Nell’Evangelii gaudium papa Francesco dedica un intero paragrafo alla “mondanità spirituale” e ci mette in guarda in modo molto chiaro, affermando: “Questa oscura mondanità si manifesta in molti atteggiamenti apparentemente opposti ma con la stessa pretesa di ‘dominare lo spazio della chiesa’. In alcuni si nota una cura ostentata della liturgia” (n.95)
La nobile semplicità è l’esatto contrario della “cura ostentata della liturgia” denunciata dal papa. Parlare di una liturgia semplice non significa in nessun modo cedere a una liturgia sciatta, trascurata e per questo inespressiva, figlia di un pauperismo certamente non cristiano. La bellezza semplice della liturgia deve essere invece ricercata con impegno e fatica, fino a rappresentare un punto di arrivo agognato.
La semplicità è sempre un punto di arrivo e mai di partenza, perché è la ricerca di quel nucleo puro ed essenziale che ogni cosa racchiude in sé, sia essa un materiale, un tessuto, ma anche una parola, un gesto, un’immagine, un suono, un canto. È molto più facile declinare la bellezza nello sfarzo, nella sontuosità, nel lusso che sono le forme mondane di bellezza. La bellezza mondana è in se stessa bellezza anestetica che invitando a fissare lo sguardo unicamente sull’oggetto porta a chiudere gli occhi sul mondo, sugli altri e sulla realtà((13)).

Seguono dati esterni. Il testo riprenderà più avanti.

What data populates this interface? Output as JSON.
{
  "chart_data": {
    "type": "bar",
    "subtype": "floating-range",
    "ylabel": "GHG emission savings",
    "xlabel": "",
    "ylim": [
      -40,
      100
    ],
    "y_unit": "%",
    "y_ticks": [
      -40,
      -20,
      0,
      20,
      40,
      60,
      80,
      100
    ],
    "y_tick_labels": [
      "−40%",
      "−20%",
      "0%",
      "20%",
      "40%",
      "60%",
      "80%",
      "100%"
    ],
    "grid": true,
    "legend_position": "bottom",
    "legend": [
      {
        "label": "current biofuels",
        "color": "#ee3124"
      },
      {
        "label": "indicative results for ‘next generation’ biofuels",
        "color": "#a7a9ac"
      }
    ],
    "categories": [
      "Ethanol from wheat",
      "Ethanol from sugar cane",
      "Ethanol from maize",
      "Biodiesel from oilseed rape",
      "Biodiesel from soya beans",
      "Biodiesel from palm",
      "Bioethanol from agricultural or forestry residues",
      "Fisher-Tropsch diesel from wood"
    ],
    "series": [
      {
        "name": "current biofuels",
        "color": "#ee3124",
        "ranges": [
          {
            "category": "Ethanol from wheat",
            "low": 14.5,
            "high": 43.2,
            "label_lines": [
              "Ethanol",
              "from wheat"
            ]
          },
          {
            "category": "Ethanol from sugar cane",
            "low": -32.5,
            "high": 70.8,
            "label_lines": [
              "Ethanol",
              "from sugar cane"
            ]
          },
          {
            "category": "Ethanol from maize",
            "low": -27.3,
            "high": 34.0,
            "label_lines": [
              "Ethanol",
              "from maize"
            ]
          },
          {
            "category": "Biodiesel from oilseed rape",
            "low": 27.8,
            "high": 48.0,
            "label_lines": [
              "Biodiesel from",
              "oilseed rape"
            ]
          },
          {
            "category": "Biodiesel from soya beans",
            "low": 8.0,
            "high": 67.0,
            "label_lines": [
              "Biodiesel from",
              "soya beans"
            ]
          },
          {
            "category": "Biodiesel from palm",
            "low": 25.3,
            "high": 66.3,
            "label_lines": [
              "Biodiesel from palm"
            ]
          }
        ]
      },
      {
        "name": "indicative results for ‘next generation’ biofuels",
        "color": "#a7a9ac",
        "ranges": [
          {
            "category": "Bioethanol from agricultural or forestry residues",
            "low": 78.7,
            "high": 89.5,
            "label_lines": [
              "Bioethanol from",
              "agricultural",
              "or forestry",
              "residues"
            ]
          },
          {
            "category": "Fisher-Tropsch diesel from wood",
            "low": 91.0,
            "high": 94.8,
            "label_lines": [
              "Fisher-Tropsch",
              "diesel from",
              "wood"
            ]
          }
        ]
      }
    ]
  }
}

Al contrario, quella della liturgia non è una bellezza anestetica, ma una bellezza che fa dell’oggetto un semplice segno che invita ad aprire gli orecchi alla parola di Dio e a spalancare gli occhi sugli altri e sulla realtà. Per questo, la bellezza semplice della liturgia cristiana non è bellezza mondana ma bellezza santa, perché riflesso della bellezza di Dio e di quella bellezza alla quale ogni uomo è chiamato.